If there’s something Africa is known for in the tech industry, it’s innovation; and one of the most effective ways to innovate is via hackathons. According to Techopedia, a hackathon is a gathering where programmers collaboratively code in an extreme manner over a short period of time. Hackathons are at least a few days – or over a weekend – and generally no longer than a week.
And the benefits of hackathons cannot be understated.
By providing a fresh new ground for new ideas, hackathons are an interesting space for new ideas to be brought forth especially by outsiders who can bring a fresh perspective to the problem. They are also a great place for young minds to grow. Hackathons bring together a diverse group of people with different ideas and perspectives in the same field (depending on the theme of the hackathon), thus giving young people a unique chance to expand their knowledge, skills and networks.
One such opportunity is virtual initiative, Game of Learners (GOL). GOL is a multi-week hackathon developed by the Africa Development Centre to be executed by Microsoft Learn Student Ambassadors – global group of campus leaders who are eager to help fellow students, create robust tech communities, and develop technical and career skills for the future.

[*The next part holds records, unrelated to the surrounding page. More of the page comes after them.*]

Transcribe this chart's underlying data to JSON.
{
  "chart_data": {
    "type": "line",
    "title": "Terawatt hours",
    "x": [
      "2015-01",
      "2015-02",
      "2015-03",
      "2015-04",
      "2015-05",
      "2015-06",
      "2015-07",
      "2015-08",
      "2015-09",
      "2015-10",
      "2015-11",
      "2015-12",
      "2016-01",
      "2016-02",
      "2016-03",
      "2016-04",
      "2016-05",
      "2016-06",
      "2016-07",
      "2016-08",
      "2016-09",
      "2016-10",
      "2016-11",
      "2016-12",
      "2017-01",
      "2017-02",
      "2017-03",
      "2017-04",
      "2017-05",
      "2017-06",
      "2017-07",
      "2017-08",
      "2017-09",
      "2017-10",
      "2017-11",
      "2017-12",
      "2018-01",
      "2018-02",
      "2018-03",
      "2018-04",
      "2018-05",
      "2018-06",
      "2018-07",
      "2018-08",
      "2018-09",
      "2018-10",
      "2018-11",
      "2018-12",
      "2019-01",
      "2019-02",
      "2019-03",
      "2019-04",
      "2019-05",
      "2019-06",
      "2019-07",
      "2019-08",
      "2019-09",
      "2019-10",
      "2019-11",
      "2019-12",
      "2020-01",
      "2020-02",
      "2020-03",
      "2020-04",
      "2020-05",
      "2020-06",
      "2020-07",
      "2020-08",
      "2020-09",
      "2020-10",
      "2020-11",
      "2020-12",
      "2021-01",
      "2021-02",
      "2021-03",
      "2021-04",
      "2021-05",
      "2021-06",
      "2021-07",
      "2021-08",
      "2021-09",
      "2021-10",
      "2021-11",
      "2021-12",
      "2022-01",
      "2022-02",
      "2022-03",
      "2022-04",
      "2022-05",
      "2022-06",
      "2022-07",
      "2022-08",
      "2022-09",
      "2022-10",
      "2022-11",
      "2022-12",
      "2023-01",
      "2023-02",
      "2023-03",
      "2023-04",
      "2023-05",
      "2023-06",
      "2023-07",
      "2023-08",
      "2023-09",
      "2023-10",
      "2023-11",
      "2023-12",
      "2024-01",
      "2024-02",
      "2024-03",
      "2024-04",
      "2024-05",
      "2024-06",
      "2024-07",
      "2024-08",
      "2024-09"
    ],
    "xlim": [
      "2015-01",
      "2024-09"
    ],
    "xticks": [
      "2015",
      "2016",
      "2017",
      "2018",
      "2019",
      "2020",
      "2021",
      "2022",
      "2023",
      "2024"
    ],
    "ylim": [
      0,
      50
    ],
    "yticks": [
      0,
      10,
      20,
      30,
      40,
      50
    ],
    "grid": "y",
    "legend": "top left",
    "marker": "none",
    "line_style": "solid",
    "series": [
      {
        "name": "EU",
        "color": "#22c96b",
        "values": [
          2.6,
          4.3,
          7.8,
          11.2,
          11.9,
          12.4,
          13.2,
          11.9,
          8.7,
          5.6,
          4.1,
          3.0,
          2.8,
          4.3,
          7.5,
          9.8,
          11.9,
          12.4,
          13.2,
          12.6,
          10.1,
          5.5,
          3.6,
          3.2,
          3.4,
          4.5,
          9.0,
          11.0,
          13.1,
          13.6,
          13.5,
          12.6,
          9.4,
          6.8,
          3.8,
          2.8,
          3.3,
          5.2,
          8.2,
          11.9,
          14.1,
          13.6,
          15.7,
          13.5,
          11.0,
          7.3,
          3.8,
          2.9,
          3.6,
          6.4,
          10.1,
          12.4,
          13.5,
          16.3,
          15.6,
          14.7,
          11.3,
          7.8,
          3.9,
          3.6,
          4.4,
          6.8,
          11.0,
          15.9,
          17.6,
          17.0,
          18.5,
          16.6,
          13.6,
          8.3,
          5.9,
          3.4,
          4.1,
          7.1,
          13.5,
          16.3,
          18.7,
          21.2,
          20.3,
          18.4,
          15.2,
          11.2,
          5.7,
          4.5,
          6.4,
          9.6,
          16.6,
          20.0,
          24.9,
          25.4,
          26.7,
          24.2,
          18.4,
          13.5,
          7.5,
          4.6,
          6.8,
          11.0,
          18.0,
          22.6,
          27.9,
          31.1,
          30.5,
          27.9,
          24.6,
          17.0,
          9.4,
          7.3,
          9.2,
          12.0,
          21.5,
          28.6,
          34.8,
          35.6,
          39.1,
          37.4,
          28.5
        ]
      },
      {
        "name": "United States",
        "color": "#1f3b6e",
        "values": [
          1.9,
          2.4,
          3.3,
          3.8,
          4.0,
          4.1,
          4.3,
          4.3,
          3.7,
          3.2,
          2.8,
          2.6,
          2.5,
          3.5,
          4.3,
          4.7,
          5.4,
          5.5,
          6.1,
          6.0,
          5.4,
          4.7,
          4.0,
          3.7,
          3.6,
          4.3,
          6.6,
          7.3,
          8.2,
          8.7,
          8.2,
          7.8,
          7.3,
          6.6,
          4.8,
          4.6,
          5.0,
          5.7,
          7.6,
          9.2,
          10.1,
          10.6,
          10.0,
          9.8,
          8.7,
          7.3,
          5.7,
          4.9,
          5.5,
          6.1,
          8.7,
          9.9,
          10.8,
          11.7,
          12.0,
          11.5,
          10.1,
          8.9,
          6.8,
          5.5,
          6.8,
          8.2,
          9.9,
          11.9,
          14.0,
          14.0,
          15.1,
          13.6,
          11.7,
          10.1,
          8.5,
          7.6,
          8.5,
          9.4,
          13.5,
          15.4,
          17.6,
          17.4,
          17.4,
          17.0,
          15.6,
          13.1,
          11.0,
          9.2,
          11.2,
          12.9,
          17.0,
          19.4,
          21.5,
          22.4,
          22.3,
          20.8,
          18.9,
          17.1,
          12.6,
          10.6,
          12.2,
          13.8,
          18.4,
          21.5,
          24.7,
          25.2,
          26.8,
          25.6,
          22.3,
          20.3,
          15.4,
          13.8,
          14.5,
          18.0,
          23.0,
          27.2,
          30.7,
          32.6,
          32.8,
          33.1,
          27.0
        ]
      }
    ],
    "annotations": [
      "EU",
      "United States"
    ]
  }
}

The programme that has been launched in Kenya in the form of a hackathon is a completely student-driven and hands-on with the overall objective being to
empower the students to develop impactful solutions that can help address some of Africa’s and the world challenges.
How it works
The GOL is structured as a 5-week virtual hackathon comprised of weekly sprints where, at the end of the 5th week, all participating teams will submit their final projects for judging.
There will be 13 volunteers from Microsoft to mentor the students throughout the 5-week engagement and judge each team’s final project submission.
All participants will have access to development resources throughout the competition.
Final project submission is comprised of a 3-minutes pitch video, code repo and a
shippable product for every participating team.
The Micrsoft Student Partners (MSPs) will define the challenge and each team lead will dictate the rhythm of the weekly sprints. All participants will have access to development resources provided by Microsoft throughout the competition. Winner evaluation and selection will be based on the following:
Weekly sprint submission (25%)
Judging of final submission (50%)
Twitter voting of final submission (25%)
Upon completion, each standing member of the winning team will be rewarded with:
1-year Azure credits
1-year LinkedIn Learning vouchers
Digital certificate and digital badge for winning
1:1 mentorship from preferred professionals
Through the ADC, Microsoft is enabling digital transformation, bridging gaps in infrastructure, connectivity and capability while creating sustained societal impact on the African continent. The centre is recruiting world-class African engineering talent to develop innovative solutions that span the intelligent cloud and intelligent edge and the hackathon complements ongoing efforts to create a modern intelligent edge and cloud curriculum, unique to Africa.